Re: Progi zwalniające

PostWysłany: 27 Paź 2011, 08:46
przez nowodworzanin18
Kowalski dobrze myśli. On nie chce budować progów, bo zdaje sobie sprawę z faktu, że w mieście nie ma ani jednego progu zgodnego z przepisami! Długość jednego progu musi wynosić bodajże 5 metrów, musi być nachylony z odpowiednim promilem itd. Wykonanie takich progów jest kosztowne. Chociaż w niektórych miejscach te progi powinny być - zwłaszcza na przejściach dla pieszych przy szkołach.

Szkoda że miasto nie oferuje nic w zamian, jeżeli chodzi o bezpieczeństwo na ulicach. Waszym zdaniem, które ulice wymagają interwencji jeżeli chodzi o bezpieczeństwo ruchu drogowego? Sądze że będą tutaj wymienione uliczki osiedlowe. Na niektóre mam nawet pomysł, dość kontrowersyjny, ale przy odpowiednim jego zastosowaniu....drzewa w jezdni będą miłym sposobem na bezpieczeństwo ;)

Re: Progi zwalniające

PostWysłany: 27 Paź 2011, 16:32
przez Chelsea
nowodworzanin18 napisał(a):Szkoda że miasto nie oferuje nic w zamian, jeżeli chodzi o bezpieczeństwo na ulicach. Waszym zdaniem, które ulice wymagają interwencji jeżeli chodzi o bezpieczeństwo ruchu drogowego?

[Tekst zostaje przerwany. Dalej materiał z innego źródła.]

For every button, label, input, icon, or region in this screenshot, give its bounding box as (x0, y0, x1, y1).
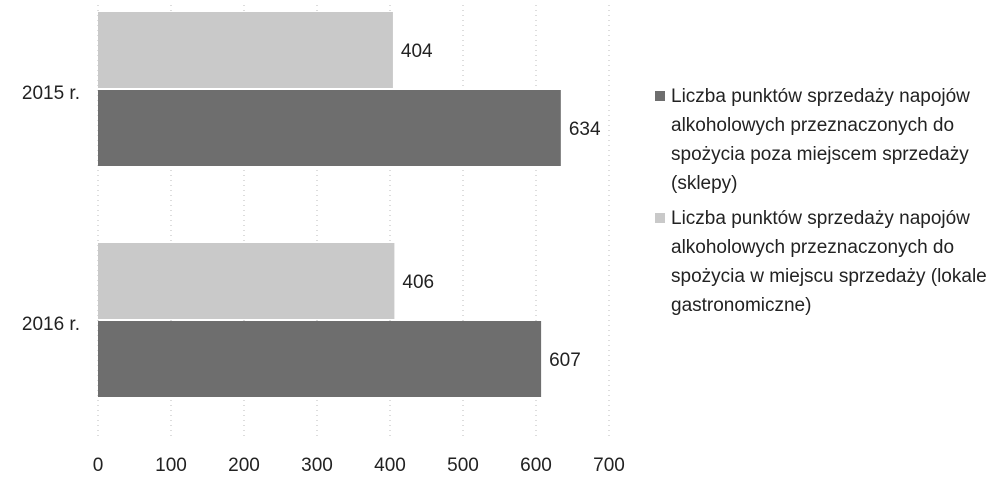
legend-label: Liczba punktów sprzedaży napojów alkohol… (671, 86, 970, 194)
legend-label: Liczba punktów sprzedaży napojów alkohol… (671, 208, 987, 316)
x-tick-label: 100 (155, 455, 187, 476)
bar (98, 243, 395, 319)
legend: Liczba punktów sprzedaży napojów alkohol… (655, 82, 990, 326)
x-tick-label: 700 (593, 455, 625, 476)
value-label: 607 (549, 350, 581, 371)
y-tick-label: 2015 r. (22, 83, 80, 104)
legend-swatch (655, 91, 665, 101)
x-tick-label: 600 (520, 455, 552, 476)
bar (98, 90, 561, 166)
x-tick-label: 500 (447, 455, 479, 476)
y-tick-label: 2016 r. (22, 314, 80, 335)
value-label: 634 (569, 119, 601, 140)
bar (98, 12, 393, 88)
chart: 0 100 200 300 400 500 600 700 2015 r. 634 404 2016 … (22, 5, 625, 476)
x-tick-label: 0 (93, 455, 104, 476)
value-label: 404 (401, 41, 433, 62)
legend-swatch (655, 213, 665, 223)
x-tick-label: 200 (228, 455, 260, 476)
legend-item: Liczba punktów sprzedaży napojów alkohol… (655, 82, 990, 198)
value-label: 406 (402, 272, 434, 293)
bar (98, 321, 542, 397)
x-tick-label: 300 (301, 455, 333, 476)
x-tick-label: 400 (374, 455, 406, 476)
legend-item: Liczba punktów sprzedaży napojów alkohol… (655, 204, 990, 320)
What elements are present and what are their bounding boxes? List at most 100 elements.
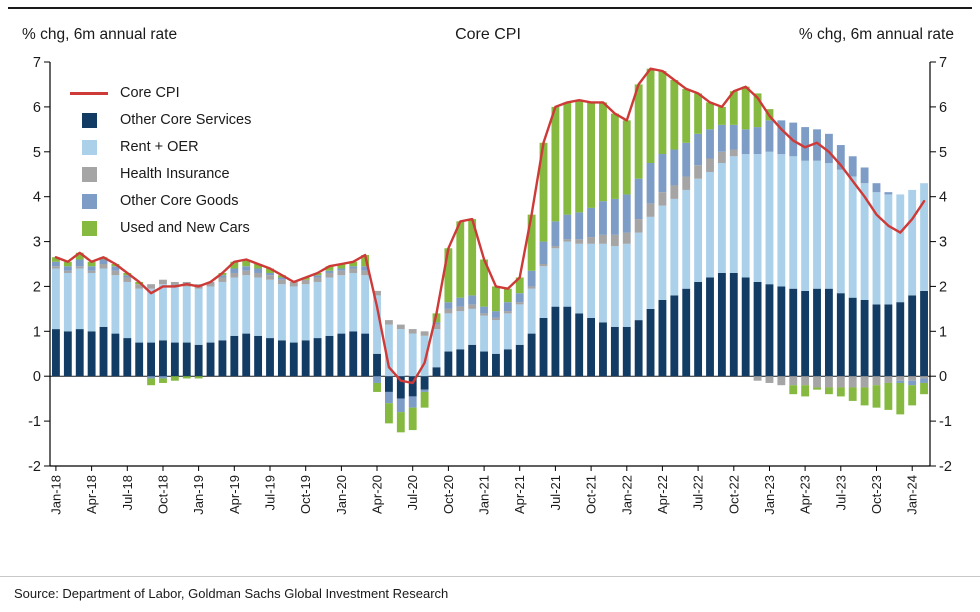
seg-other-core-services	[717, 272, 726, 377]
top-rule	[8, 7, 972, 9]
seg-used-and-new-cars	[599, 102, 607, 202]
footer-divider	[0, 576, 980, 577]
seg-other-core-goods	[622, 194, 631, 233]
seg-used-and-new-cars	[694, 93, 703, 134]
seg-other-core-goods	[242, 266, 251, 271]
seg-other-core-services	[599, 322, 607, 377]
seg-other-core-services	[218, 340, 227, 377]
seg-health-insurance	[289, 281, 298, 287]
y-tick-label-right: 3	[939, 235, 947, 251]
seg-other-core-goods	[218, 275, 227, 278]
seg-other-core-services	[706, 277, 714, 377]
seg-other-core-services	[503, 349, 512, 377]
x-tick-label: Jan-18	[48, 475, 63, 515]
seg-other-core-goods	[52, 261, 60, 267]
seg-other-core-services	[777, 286, 786, 377]
seg-other-core-services	[408, 376, 417, 397]
seg-health-insurance	[706, 158, 714, 172]
seg-other-core-services	[337, 333, 346, 377]
seg-other-core-goods	[896, 380, 905, 383]
seg-health-insurance	[384, 320, 393, 325]
seg-other-core-services	[622, 326, 631, 377]
y-tick-label-right: -1	[939, 414, 952, 430]
x-tick-label: Jan-24	[905, 475, 920, 515]
seg-rent-oer	[824, 163, 833, 289]
seg-rent-oer	[159, 284, 167, 341]
x-tick-label: Jul-20	[405, 475, 420, 510]
seg-other-core-goods	[75, 259, 84, 267]
seg-other-core-goods	[753, 127, 762, 155]
seg-health-insurance	[646, 203, 655, 217]
seg-health-insurance	[456, 306, 465, 312]
y-tick-label-left: 3	[33, 235, 41, 251]
bars-group	[52, 68, 928, 433]
seg-used-and-new-cars	[75, 252, 84, 260]
x-tick-label: Apr-19	[227, 475, 242, 514]
x-tick-label: Jan-19	[191, 475, 206, 515]
seg-used-and-new-cars	[349, 261, 358, 267]
seg-used-and-new-cars	[539, 142, 548, 242]
other-core-goods-swatch	[70, 193, 108, 209]
seg-used-and-new-cars	[848, 387, 857, 401]
legend-item-other-core-services: Other Core Services	[70, 111, 251, 129]
core-cpi-line	[54, 67, 926, 385]
y-tick-label-left: 7	[33, 56, 41, 71]
seg-rent-oer	[384, 324, 393, 377]
seg-used-and-new-cars	[563, 102, 572, 215]
seg-rent-oer	[87, 272, 96, 332]
seg-other-core-services	[159, 340, 167, 377]
seg-rent-oer	[396, 329, 405, 377]
seg-health-insurance	[361, 270, 370, 276]
seg-used-and-new-cars	[420, 391, 429, 408]
seg-rent-oer	[741, 154, 750, 278]
seg-health-insurance	[325, 272, 334, 278]
seg-rent-oer	[896, 194, 905, 303]
seg-other-core-services	[646, 308, 655, 377]
seg-used-and-new-cars	[147, 378, 156, 386]
seg-used-and-new-cars	[575, 100, 584, 213]
seg-used-and-new-cars	[551, 106, 560, 222]
seg-other-core-services	[920, 290, 928, 377]
seg-health-insurance	[63, 270, 72, 273]
seg-health-insurance	[753, 376, 762, 381]
seg-other-core-goods	[610, 198, 619, 235]
seg-other-core-services	[313, 338, 322, 377]
seg-other-core-services	[872, 304, 881, 377]
seg-other-core-goods	[349, 266, 358, 269]
seg-other-core-goods	[503, 302, 512, 312]
legend-item-other-core-goods: Other Core Goods	[70, 192, 251, 210]
seg-rent-oer	[63, 272, 72, 332]
seg-other-core-goods	[634, 178, 643, 220]
seg-health-insurance	[563, 239, 572, 242]
x-tick-label: Apr-20	[370, 475, 385, 514]
seg-other-core-services	[824, 288, 833, 377]
seg-rent-oer	[503, 313, 512, 350]
seg-other-core-goods	[277, 277, 286, 280]
seg-health-insurance	[159, 279, 167, 285]
seg-used-and-new-cars	[456, 221, 465, 298]
seg-used-and-new-cars	[503, 288, 512, 303]
y-tick-label-right: 7	[939, 56, 947, 71]
seg-other-core-goods	[872, 183, 881, 193]
y-tick-label-left: -2	[28, 459, 41, 475]
seg-other-core-goods	[706, 129, 714, 159]
seg-used-and-new-cars	[860, 387, 869, 406]
y-tick-label-right: 4	[939, 190, 947, 206]
seg-rent-oer	[860, 183, 869, 300]
seg-other-core-goods	[575, 212, 584, 240]
seg-other-core-goods	[63, 266, 72, 271]
seg-rent-oer	[836, 169, 845, 294]
seg-used-and-new-cars	[63, 261, 72, 267]
seg-other-core-services	[396, 376, 405, 399]
seg-rent-oer	[349, 272, 358, 332]
seg-used-and-new-cars	[729, 91, 738, 125]
seg-other-core-goods	[824, 133, 833, 163]
seg-used-and-new-cars	[159, 378, 167, 383]
x-axis-labels: Jan-18 Apr-18 Jul-18 Oct-18 Jan-19 Apr-19 Jul-…	[48, 466, 920, 515]
seg-health-insurance	[230, 272, 239, 278]
seg-other-core-services	[123, 338, 132, 377]
seg-used-and-new-cars	[813, 387, 821, 390]
legend-label: Other Core Services	[120, 112, 252, 128]
seg-rent-oer	[182, 286, 191, 343]
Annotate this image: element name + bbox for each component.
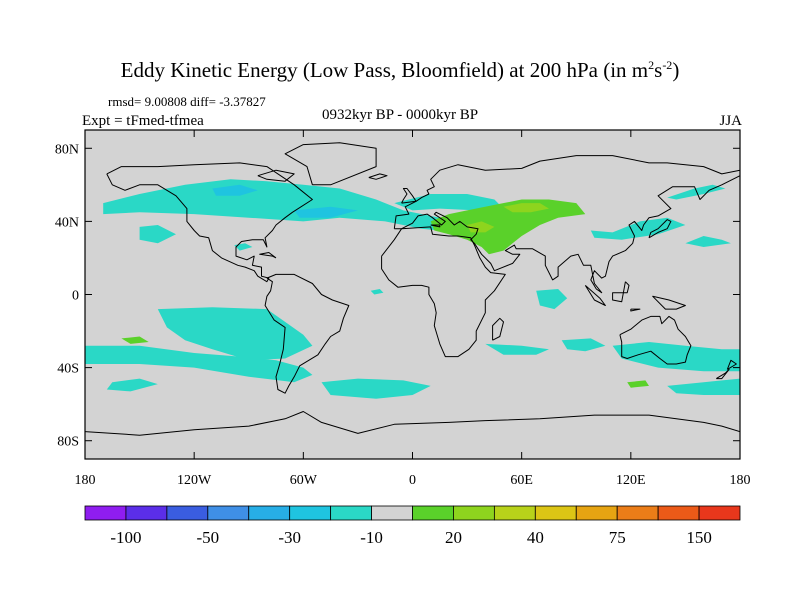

Dla mnie mało bezpieczne są przejścia na Wojska Polskiego ( te na drodze wojewódzkiej), szczególnie przy Osiedlu Dębinka oraz przy skrzyżowaniu z ulicą Leśną. Jeżdżę tamtędy dosyć często i przyznam, że wielokrotnie byłam świadkiem nieodpowiedzialnego zachowania kierowców w okolicy w/w przejść dla pieszych. Przypomnę, że na przejściu przy Leśnej były już wypadki z udziałem pieszych i to wypadki śmiertelne. Trochę jest lepiej w ciągu roku szkolnego, gdy pracuje tam człowiek w pomarańczowej kamizelce.
Ale cały czas się zastanawiam:
Dlaczego w Jabłonnie gmina mogła przy przejściach dla pieszych ustawić ostre, migające światła ostrzegawcze (kolor żółty) dla kierowców .
Dlaczego nie można zamontować podobnych świateł w Nowym Dworze? Myślę, że poprawiłoby to bezpieczeństwo pieszych w znacznym stopniu?